2014 Service to Medicine and Community Award Recipients
Martin J. Koplewitz, M.D. '52
Dr. Koplewitz graduated from the University of Vermont College of Medicine cum laude in 1952 and was a charter member of the (AOA) Alpha Omega Alpha Honor Medical Society. Following a rotating internship at Beth Israel Hospital in New York he entered military service. He served at Fairchild Air Force Base in Spokane, Washington, for two years as Officer in Charge of the Surgical Wards and Acting Chief of the Surgical Service. He subsequently returned to Vermont, where he finished his surgical residency in 1959. After private practice in surgery in St. Albans, Vermont, and in partnership with one of his mentors, Arthur Gladstone, M.D., Chief of Surgery at the DeGoesbriand Hospital, he joined the faculty of the University of Vermont in April of 1973 and was rapidly promoted to Associate Professor with tenure. Dr. Koplewitz quickly became an exemplary role model for students and residents alike during his more than three decades of clinical teaching. The compassionate way he cared for his patients and colleagues is considered legendary.
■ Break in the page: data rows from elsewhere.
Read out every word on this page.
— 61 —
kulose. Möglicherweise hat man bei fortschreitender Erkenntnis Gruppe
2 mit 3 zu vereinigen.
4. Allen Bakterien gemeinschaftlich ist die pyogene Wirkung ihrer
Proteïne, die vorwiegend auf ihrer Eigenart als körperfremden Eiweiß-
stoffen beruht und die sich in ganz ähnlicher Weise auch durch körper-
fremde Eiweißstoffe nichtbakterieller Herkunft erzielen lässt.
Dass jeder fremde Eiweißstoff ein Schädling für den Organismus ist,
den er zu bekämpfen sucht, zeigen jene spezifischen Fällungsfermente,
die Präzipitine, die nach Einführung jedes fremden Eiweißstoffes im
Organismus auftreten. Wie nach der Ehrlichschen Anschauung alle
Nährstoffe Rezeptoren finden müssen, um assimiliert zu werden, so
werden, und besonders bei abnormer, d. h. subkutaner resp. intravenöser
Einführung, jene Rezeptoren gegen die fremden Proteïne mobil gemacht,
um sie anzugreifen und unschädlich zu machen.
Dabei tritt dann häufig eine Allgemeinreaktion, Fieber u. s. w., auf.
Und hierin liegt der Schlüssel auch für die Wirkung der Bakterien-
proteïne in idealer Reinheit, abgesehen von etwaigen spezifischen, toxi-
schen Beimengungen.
Michael D. Upton, M.D. '94
Celebrating his 20th reunion, Dr. Michael Upton completed his psychiatric residency at Dartmouth and returned to Burlington to begin his psychiatric practice in 1998. A native Vermonter, his family includes four generations of UVM College of Medicine graduates dating back to the 1890s. Currently, Dr. Upton is a CAPS (Counseling and Psychiatry Services) staff Psychiatrist who has worked at the Center for Health and Wellbeing at UVM since 2004. His clinical interests include diagnostic evaluation, medication management and brief psychotherapy models. He has worked in a number of settings including inpatient psychiatry, substance abuse treatment centers and community mental health. For over ten years Dr. Upton has been a faculty member on the college’s student wellness committee-a confidential peer support system for medical students. Dr. Upton is a co-faculty advisor of the GSA (Gay-Straight Alliance) at the College of Medicine who has been a valued team member helping to guide this group. Pamela Gibson, M.D. ’89, Dr. Upton’s co-faculty advisor on the GSA describes Dr. Upton as “a compassionate listener who seeks to improve the visibility and acceptance for all underrepresented in the medical community including students, faculty, staff and patients.” His approach, says Gibson, “is thoughtful and inclusive.”